Another candidate, former Ohio Supreme Court Justice Bill O’Neill, has been trying to raise his profile by highlighting his support for legalizing recreational marijuana. On Tuesday, he announced that he was against abortion. Then, on the debate stage Wednesday, he went after former Ohio Attorney General Cordray, who late last year stepped down as director of the U.S. Consumer Financial Protection Bureau, jumped into the governor’s race and raised $2 million within a few months.

"You are Prince Richard of the Ohio Democratic Party," O’Neill said, later adding that the process has been rigged in Cordray’s favor. The Republican Governors Association, which has been attacking Cordray since before he entered the race, immediately seized on that, sending out the video clip and crowing that "Ohio Democrats grew even more divided at tonight’s heated gubernatorial debate."

But O’Neill might have landed a bigger punch when he told Cordray, "You’ve got an ‘A’ rating from the NRA."

Opponents have been circulating a video of a 2010 speech that Cordray gave to a pro-gun rally at the Statehouse. And on the debate stage Wednesday, he didn’t repudiate the group.

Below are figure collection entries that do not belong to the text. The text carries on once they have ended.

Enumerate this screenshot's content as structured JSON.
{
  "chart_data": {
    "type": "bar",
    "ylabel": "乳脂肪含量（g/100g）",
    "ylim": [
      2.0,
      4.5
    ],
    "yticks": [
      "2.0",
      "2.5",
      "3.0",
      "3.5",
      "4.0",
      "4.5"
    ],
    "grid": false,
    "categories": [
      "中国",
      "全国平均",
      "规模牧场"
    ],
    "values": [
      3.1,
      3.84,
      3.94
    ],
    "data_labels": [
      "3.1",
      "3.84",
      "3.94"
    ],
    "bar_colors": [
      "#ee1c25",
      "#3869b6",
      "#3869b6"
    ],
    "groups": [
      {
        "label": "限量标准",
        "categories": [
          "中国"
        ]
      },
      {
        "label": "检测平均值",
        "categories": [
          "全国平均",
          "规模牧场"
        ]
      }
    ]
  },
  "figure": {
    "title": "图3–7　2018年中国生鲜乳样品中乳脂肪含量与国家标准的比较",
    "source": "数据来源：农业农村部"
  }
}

"Rich has never been funded by the NRA," his spokesman, Mike Gwin, said after the debate. "He’s always made his decisions, not based on one interest group or another, but based on what he thinks is in the best interest of his constituents, the state and the country."

Ohio Sen. Joe Schiavoni, D-Boardman, is likely the least-known of the candidates, being the youngest and the newest on the political scene. Asked whether he could raise his profile enough to win a statewide primary, he said he wasn’t interested in such things.

"Name recognition on a poll means nothing to me," he said. "Going to places and talking to people about what matters to them means everything to me."

After the debate, he said he represents a "new generation" of leader while his opponents will have to carry the baggage of their past.

"Kucinich should watch the videos of people dying when Assad gassed them and then figure out if he’s a bad person or not. I would never meet with a person like that," Schiavoni said. "When it comes to the NRA, Rich is going to have to own this. ... People make decisions in campaigns, and in that campaign he made a decision to appeal to the right and now he’s stuck there."